Uno de los mayores peligros de la depresión es que destruye la autoestima, que en una persona sana suele aumentar hasta que alcanza los 60 años, por eso no ayuda ver en las redes cómo hay otras mujeres con una situación emocional envidiable, listas para viajar, salir a cenar con la pareja o desfilar para Victoria's Secret a la semana de dar a luz. "Estas madres necesitan ver más mujeres reales, con su barriga aún hinchada, con sueño, cansadas, que no saben como responder, que quieren a sus bebés más que nada en el mundo pero que se sienten perdidas y agotadas. Por suerte, las redes sociales están dando cabida a un tipo de maternidad menos idealizada, grupos de mujeres que hacen piña para contarse cómo están y mostrar otra cara de la maternidad que antes permanecía en silencio", subraya Rodríguez. Las consecuencias no podían ser mejores.

No afrontar la depresión la convierte en peligrosa

Que estas personas terminen expresando su situación, sus verdaderos sentimientos, es un reto tan complejo como importante. Como señala Rodríguez, "un trastorno depresivo puede ser altamente incapacitante y necesitará atención especializada. Es una prioridad por lo tanto estar atentos y vigilantes, tanto en las casas como por parte de los profesionales sanitarios que están en contacto con ellas (centros de salud, matronas)". Y ahí es donde entra en escena la perspicacia de quienes conviven con las tristes sonrisas, el sexto sentido de la familia y los amigos. Su sonrisa puede engañar al principio, pero si el malestar se alarga en el tiempo, al final estas personas terminan mostrando comportamientos que son comunes a todas las depresiones.
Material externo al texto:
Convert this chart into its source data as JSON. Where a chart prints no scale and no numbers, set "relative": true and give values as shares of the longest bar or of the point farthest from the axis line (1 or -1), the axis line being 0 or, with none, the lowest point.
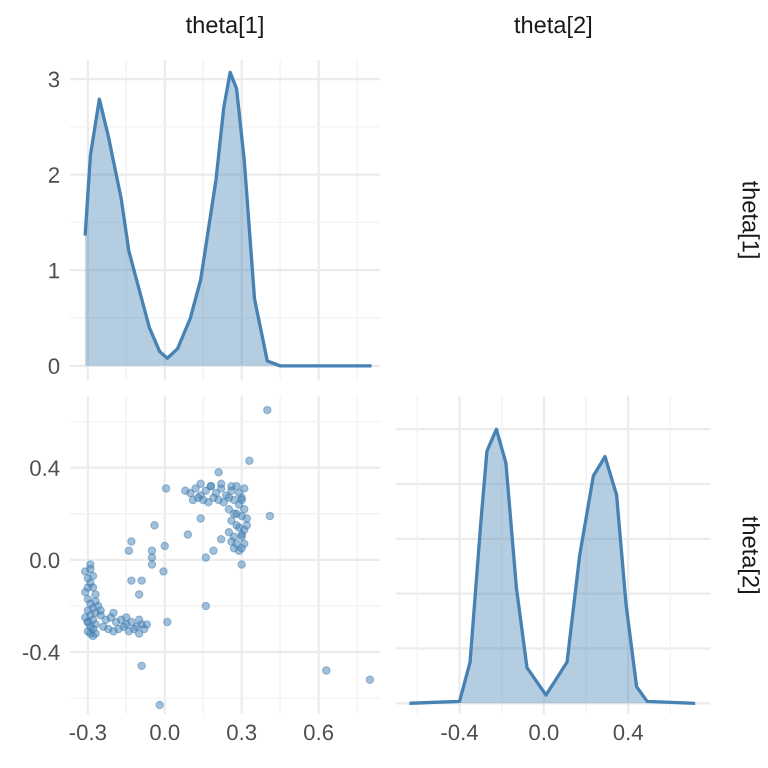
{
  "chart_data": [
    {
      "type": "area",
      "title": "theta[1]",
      "y2label": "theta[1]",
      "color": "#4682b4",
      "x": [
        -0.31,
        -0.29,
        -0.255,
        -0.22,
        -0.17,
        -0.14,
        -0.1,
        -0.06,
        -0.02,
        0.01,
        0.05,
        0.1,
        0.14,
        0.2,
        0.23,
        0.255,
        0.28,
        0.31,
        0.35,
        0.4,
        0.45,
        0.6,
        0.8
      ],
      "values": [
        1.38,
        2.2,
        2.79,
        2.4,
        1.75,
        1.2,
        0.8,
        0.4,
        0.15,
        0.08,
        0.18,
        0.5,
        0.9,
        1.95,
        2.7,
        3.07,
        2.9,
        2.15,
        0.7,
        0.05,
        0.0,
        0.0,
        0.0
      ],
      "xlim": [
        -0.37,
        0.84
      ],
      "ylim": [
        -0.15,
        3.2
      ],
      "xticks": [
        {
          "value": -0.3,
          "label": null
        },
        {
          "value": 0.0,
          "label": null
        },
        {
          "value": 0.3,
          "label": null
        },
        {
          "value": 0.6,
          "label": null
        }
      ],
      "yticks": [
        0,
        1,
        2,
        3
      ],
      "tick_labels": "y",
      "grid": true
    },
    {
      "type": "scatter",
      "color": "#4682b4",
      "x": [
        -0.31,
        -0.3,
        -0.29,
        -0.28,
        -0.27,
        -0.31,
        -0.3,
        -0.29,
        -0.28,
        -0.27,
        -0.3,
        -0.29,
        -0.28,
        -0.27,
        -0.26,
        -0.31,
        -0.3,
        -0.29,
        -0.28,
        -0.27,
        -0.3,
        -0.29,
        -0.28,
        -0.3,
        -0.29,
        -0.28,
        -0.25,
        -0.23,
        -0.21,
        -0.19,
        -0.17,
        -0.15,
        -0.13,
        -0.11,
        -0.09,
        -0.07,
        -0.24,
        -0.22,
        -0.2,
        -0.18,
        -0.16,
        -0.14,
        -0.12,
        -0.1,
        -0.08,
        -0.25,
        -0.2,
        -0.15,
        -0.1,
        -0.29,
        -0.3,
        -0.27,
        0.08,
        0.1,
        0.12,
        0.14,
        0.16,
        0.18,
        0.2,
        0.22,
        0.24,
        0.26,
        0.28,
        0.3,
        0.11,
        0.13,
        0.15,
        0.17,
        0.19,
        0.21,
        0.23,
        0.25,
        0.27,
        0.29,
        0.31,
        0.14,
        0.18,
        0.22,
        0.26,
        0.25,
        0.27,
        0.29,
        0.31,
        0.26,
        0.28,
        0.3,
        0.32,
        0.25,
        0.27,
        0.29,
        0.31,
        0.26,
        0.28,
        0.3,
        0.27,
        0.29,
        0.31,
        0.28,
        0.3,
        0.3,
        0.32,
        0.4,
        0.33,
        0.21,
        0.41,
        0.005,
        0.14,
        0.09,
        -0.04,
        -0.13,
        -0.14,
        0.0,
        -0.05,
        -0.05,
        -0.005,
        -0.05,
        -0.13,
        -0.09,
        -0.1,
        0.16,
        0.01,
        -0.09,
        -0.02,
        0.63,
        0.8,
        0.16,
        0.19,
        0.3,
        0.3,
        0.22
      ],
      "values": [
        -0.05,
        -0.08,
        -0.1,
        -0.12,
        -0.15,
        -0.14,
        -0.17,
        -0.19,
        -0.21,
        -0.18,
        -0.22,
        -0.24,
        -0.26,
        -0.23,
        -0.2,
        -0.25,
        -0.27,
        -0.29,
        -0.3,
        -0.28,
        -0.31,
        -0.32,
        -0.33,
        -0.12,
        -0.04,
        -0.07,
        -0.24,
        -0.26,
        -0.25,
        -0.27,
        -0.26,
        -0.28,
        -0.27,
        -0.29,
        -0.28,
        -0.28,
        -0.29,
        -0.3,
        -0.31,
        -0.3,
        -0.29,
        -0.31,
        -0.3,
        -0.32,
        -0.3,
        -0.22,
        -0.23,
        -0.25,
        -0.26,
        -0.02,
        -0.27,
        -0.32,
        0.3,
        0.29,
        0.31,
        0.28,
        0.3,
        0.32,
        0.29,
        0.31,
        0.28,
        0.3,
        0.32,
        0.27,
        0.26,
        0.27,
        0.26,
        0.25,
        0.27,
        0.26,
        0.25,
        0.27,
        0.26,
        0.29,
        0.31,
        0.33,
        0.32,
        0.33,
        0.32,
        0.22,
        0.2,
        0.24,
        0.22,
        0.17,
        0.15,
        0.19,
        0.18,
        0.12,
        0.1,
        0.14,
        0.13,
        0.08,
        0.07,
        0.1,
        0.05,
        0.04,
        0.07,
        0.2,
        0.26,
        0.11,
        0.15,
        0.65,
        0.43,
        0.38,
        0.19,
        0.31,
        0.18,
        0.11,
        0.15,
        0.08,
        0.04,
        0.06,
        0.04,
        0.01,
        -0.05,
        -0.02,
        -0.09,
        -0.09,
        -0.15,
        -0.2,
        -0.27,
        -0.46,
        -0.63,
        -0.48,
        -0.52,
        0.01,
        0.04,
        0.05,
        -0.02,
        0.09
      ],
      "xlim": [
        -0.37,
        0.84
      ],
      "ylim": [
        -0.67,
        0.71
      ],
      "xticks": [
        {
          "value": -0.3,
          "label": "-0.3"
        },
        {
          "value": 0.0,
          "label": "0.0"
        },
        {
          "value": 0.3,
          "label": "0.3"
        },
        {
          "value": 0.6,
          "label": "0.6"
        }
      ],
      "yticks": [
        {
          "value": -0.4,
          "label": "-0.4"
        },
        {
          "value": 0.0,
          "label": "0.0"
        },
        {
          "value": 0.4,
          "label": "0.4"
        }
      ],
      "grid": true
    },
    {
      "type": "area",
      "title": "theta[2]",
      "y2label": "theta[2]",
      "color": "#4682b4",
      "relative": true,
      "x": [
        -0.63,
        -0.4,
        -0.35,
        -0.3,
        -0.27,
        -0.225,
        -0.18,
        -0.13,
        -0.08,
        0.01,
        0.11,
        0.17,
        0.235,
        0.29,
        0.345,
        0.39,
        0.44,
        0.49,
        0.71
      ],
      "values": [
        0,
        0.007,
        0.15,
        0.65,
        0.92,
        1.0,
        0.876,
        0.42,
        0.13,
        0.03,
        0.15,
        0.54,
        0.83,
        0.9,
        0.76,
        0.36,
        0.06,
        0.007,
        0
      ],
      "xlim": [
        -0.7,
        0.79
      ],
      "xticks": [
        {
          "value": -0.4,
          "label": "-0.4"
        },
        {
          "value": 0.0,
          "label": "0.0"
        },
        {
          "value": 0.4,
          "label": "0.4"
        }
      ],
      "tick_labels": "x",
      "grid": true
    }
  ]
}
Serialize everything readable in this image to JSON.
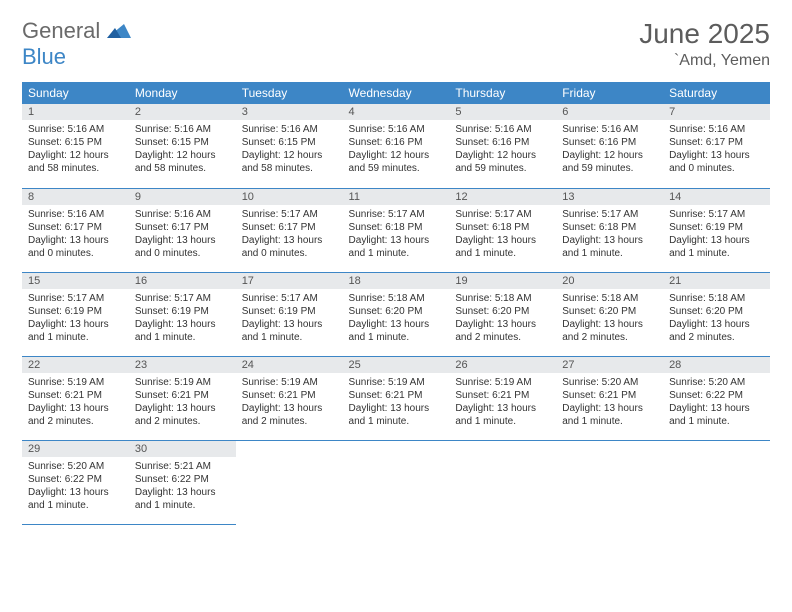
{
  "logo": {
    "general": "General",
    "blue": "Blue"
  },
  "title": "June 2025",
  "location": "`Amd, Yemen",
  "colors": {
    "header_bg": "#3d86c6",
    "header_fg": "#ffffff",
    "daynum_bg": "#e7e9eb",
    "row_border": "#3d86c6",
    "logo_blue": "#3d86c6",
    "logo_gray": "#6a6a6a"
  },
  "weekdays": [
    "Sunday",
    "Monday",
    "Tuesday",
    "Wednesday",
    "Thursday",
    "Friday",
    "Saturday"
  ],
  "weeks": [
    [
      {
        "n": "1",
        "sunrise": "Sunrise: 5:16 AM",
        "sunset": "Sunset: 6:15 PM",
        "daylight": "Daylight: 12 hours and 58 minutes."
      },
      {
        "n": "2",
        "sunrise": "Sunrise: 5:16 AM",
        "sunset": "Sunset: 6:15 PM",
        "daylight": "Daylight: 12 hours and 58 minutes."
      },
      {
        "n": "3",
        "sunrise": "Sunrise: 5:16 AM",
        "sunset": "Sunset: 6:15 PM",
        "daylight": "Daylight: 12 hours and 58 minutes."
      },
      {
        "n": "4",
        "sunrise": "Sunrise: 5:16 AM",
        "sunset": "Sunset: 6:16 PM",
        "daylight": "Daylight: 12 hours and 59 minutes."
      },
      {
        "n": "5",
        "sunrise": "Sunrise: 5:16 AM",
        "sunset": "Sunset: 6:16 PM",
        "daylight": "Daylight: 12 hours and 59 minutes."
      },
      {
        "n": "6",
        "sunrise": "Sunrise: 5:16 AM",
        "sunset": "Sunset: 6:16 PM",
        "daylight": "Daylight: 12 hours and 59 minutes."
      },
      {
        "n": "7",
        "sunrise": "Sunrise: 5:16 AM",
        "sunset": "Sunset: 6:17 PM",
        "daylight": "Daylight: 13 hours and 0 minutes."
      }
    ],
    [
      {
        "n": "8",
        "sunrise": "Sunrise: 5:16 AM",
        "sunset": "Sunset: 6:17 PM",
        "daylight": "Daylight: 13 hours and 0 minutes."
      },
      {
        "n": "9",
        "sunrise": "Sunrise: 5:16 AM",
        "sunset": "Sunset: 6:17 PM",
        "daylight": "Daylight: 13 hours and 0 minutes."
      },
      {
        "n": "10",
        "sunrise": "Sunrise: 5:17 AM",
        "sunset": "Sunset: 6:17 PM",
        "daylight": "Daylight: 13 hours and 0 minutes."
      },
      {
        "n": "11",
        "sunrise": "Sunrise: 5:17 AM",
        "sunset": "Sunset: 6:18 PM",
        "daylight": "Daylight: 13 hours and 1 minute."
      },
      {
        "n": "12",
        "sunrise": "Sunrise: 5:17 AM",
        "sunset": "Sunset: 6:18 PM",
        "daylight": "Daylight: 13 hours and 1 minute."
      },
      {
        "n": "13",
        "sunrise": "Sunrise: 5:17 AM",
        "sunset": "Sunset: 6:18 PM",
        "daylight": "Daylight: 13 hours and 1 minute."
      },
      {
        "n": "14",
        "sunrise": "Sunrise: 5:17 AM",
        "sunset": "Sunset: 6:19 PM",
        "daylight": "Daylight: 13 hours and 1 minute."
      }
    ],
    [
      {
        "n": "15",
        "sunrise": "Sunrise: 5:17 AM",
        "sunset": "Sunset: 6:19 PM",
        "daylight": "Daylight: 13 hours and 1 minute."
      },
      {
        "n": "16",
        "sunrise": "Sunrise: 5:17 AM",
        "sunset": "Sunset: 6:19 PM",
        "daylight": "Daylight: 13 hours and 1 minute."
      },
      {
        "n": "17",
        "sunrise": "Sunrise: 5:17 AM",
        "sunset": "Sunset: 6:19 PM",
        "daylight": "Daylight: 13 hours and 1 minute."
      },
      {
        "n": "18",
        "sunrise": "Sunrise: 5:18 AM",
        "sunset": "Sunset: 6:20 PM",
        "daylight": "Daylight: 13 hours and 1 minute."
      },
      {
        "n": "19",
        "sunrise": "Sunrise: 5:18 AM",
        "sunset": "Sunset: 6:20 PM",
        "daylight": "Daylight: 13 hours and 2 minutes."
      },
      {
        "n": "20",
        "sunrise": "Sunrise: 5:18 AM",
        "sunset": "Sunset: 6:20 PM",
        "daylight": "Daylight: 13 hours and 2 minutes."
      },
      {
        "n": "21",
        "sunrise": "Sunrise: 5:18 AM",
        "sunset": "Sunset: 6:20 PM",
        "daylight": "Daylight: 13 hours and 2 minutes."
      }
    ],
    [
      {
        "n": "22",
        "sunrise": "Sunrise: 5:19 AM",
        "sunset": "Sunset: 6:21 PM",
        "daylight": "Daylight: 13 hours and 2 minutes."
      },
      {
        "n": "23",
        "sunrise": "Sunrise: 5:19 AM",
        "sunset": "Sunset: 6:21 PM",
        "daylight": "Daylight: 13 hours and 2 minutes."
      },
      {
        "n": "24",
        "sunrise": "Sunrise: 5:19 AM",
        "sunset": "Sunset: 6:21 PM",
        "daylight": "Daylight: 13 hours and 2 minutes."
      },
      {
        "n": "25",
        "sunrise": "Sunrise: 5:19 AM",
        "sunset": "Sunset: 6:21 PM",
        "daylight": "Daylight: 13 hours and 1 minute."
      },
      {
        "n": "26",
        "sunrise": "Sunrise: 5:19 AM",
        "sunset": "Sunset: 6:21 PM",
        "daylight": "Daylight: 13 hours and 1 minute."
      },
      {
        "n": "27",
        "sunrise": "Sunrise: 5:20 AM",
        "sunset": "Sunset: 6:21 PM",
        "daylight": "Daylight: 13 hours and 1 minute."
      },
      {
        "n": "28",
        "sunrise": "Sunrise: 5:20 AM",
        "sunset": "Sunset: 6:22 PM",
        "daylight": "Daylight: 13 hours and 1 minute."
      }
    ],
    [
      {
        "n": "29",
        "sunrise": "Sunrise: 5:20 AM",
        "sunset": "Sunset: 6:22 PM",
        "daylight": "Daylight: 13 hours and 1 minute."
      },
      {
        "n": "30",
        "sunrise": "Sunrise: 5:21 AM",
        "sunset": "Sunset: 6:22 PM",
        "daylight": "Daylight: 13 hours and 1 minute."
      },
      null,
      null,
      null,
      null,
      null
    ]
  ]
}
"Hay que observar si no puede dormir o si, por el contrario, duerme demasiado, si no come, si se siente apesadumbrada aunque sonría, no se concentra y encuentra dificultad para tomar sus decisiones, si se muestra distante con sus seres queridos, con la mirada perdida…Todo ello son síntomas de que algo no va bien", enumera la psicóloga. Hay que acercarse y preguntar, intentar conectar emocionalmente con la persona deprimida y que se identifique con alguno de tus problemas (es bueno que vea que nadie puede con todo). Hay que acompañarle sin bajar la guardia, hasta que su debilidad salga del escondite. Una vez que conseguimos que expresen su situación es cuando se puede derivar a un profesional de la salud mental, ya sea un psicólogo o, en ocasiones, un psiquiatra.

"Al final lo que hace que la depresión sea más o menos 'peligrosa' es el estilo de afrontamiento (la manera en cómo el sujeto suele hacer frente a las dificultades) y la falta de apoyo de su entorno más inmediato", indica el psicólogo Xavier Savin. Ocultar una emoción como la tristeza, sin lugar a dudas dificulta la mejora de quien la padece. Por eso no te quedes solo con una sonrisa superficial. Ve más allá. Si la persona te importa, tómate tu tiempo para observar sus comportamientos e intenta averiguar si tanta alegría es genuina. Seguro que tiene muchas razones para sonreír de verdad, aunque en ese momento de su vida no lo crea. Y, una vez resuelto el problema, siempre es bueno seguir sonriendo. No es difícil... cuando uno sabe cómo hacerlo.